PySpark is the Python API for Apache Spark. It allows you to process large-scale data using Python while leveraging Spark’s distributed computing power.
PySpark is widely used in Data Engineering, Big Data processing, and Machine Learning workflows.
Why Use PySpark?
PySpark is useful when:
- Data is too large for Pandas or Excel
- You need distributed processing
- You are working with Big Data systems
- You want to integrate with Hadoop or cloud platforms
Installing PySpark
You can install PySpark using pip:
pip install pyspark
Or use it in environments like:
- Jupyter Notebook
- Google Colab
- Databricks
Creating a Spark Session
The first step in PySpark is creating a Spark session.
from pyspark.sql import SparkSessionspark = SparkSession.builder \
.appName("PySpark Basics") \
.getOrCreate()
SparkSession is the entry point for working with data in Spark.
Reading Data in PySpark
Read CSV File
df = spark.read.csv("data.csv", header=True, inferSchema=True)
df.show()
Read JSON File
df = spark.read.json("data.json")
df.show()
Understanding DataFrames
In PySpark, the main data structure is a DataFrame.

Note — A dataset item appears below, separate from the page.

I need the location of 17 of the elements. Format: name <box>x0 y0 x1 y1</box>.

It is similar to a Pandas DataFrame but distributed across multiple machines.
Display Schema
df.printSchema()
Show Data
df.show()
Basic DataFrame Operations
Select Columns
df.select("name", "salary").show()
Filter Data
df.filter(df.salary > 50000).show()
Group By
df.groupBy("department").count().show()
Add New Column
from pyspark.sql.functions import coldf = df.withColumn("bonus", col("salary") * 0.10)
df.show()
Transformations vs Actions
Transformations
Operations that create a new DataFrame (lazy execution).
Examples:
- select()
- filter()
- groupBy()
Actions
Operations that trigger execution.
Examples:
- show()
- count()
- collect()
Spark follows lazy evaluation, meaning it waits until an action is called before executing transformations.
Writing Data
Save as CSV
df.write.csv("output_folder", header=True)
Save as Parquet
df.write.parquet("output_folder")
Parquet is optimized for Big Data processing.
PySpark vs Pandas
Pandas:
- Works on a single machine
- Best for small to medium datasets
PySpark:
- Distributed processing
- Handles massive datasets
- Scalable
Real-World Use Case
Example workflow:
Raw Sales Data → Clean with PySpark → Aggregate Revenue → Store in Data Warehouse → Visualize in Power BI
Final Takeaway
PySpark allows Python developers to work with Big Data efficiently using distributed computing.
Mastering PySpark is essential for building scalable data pipelines and becoming a Data Engineer.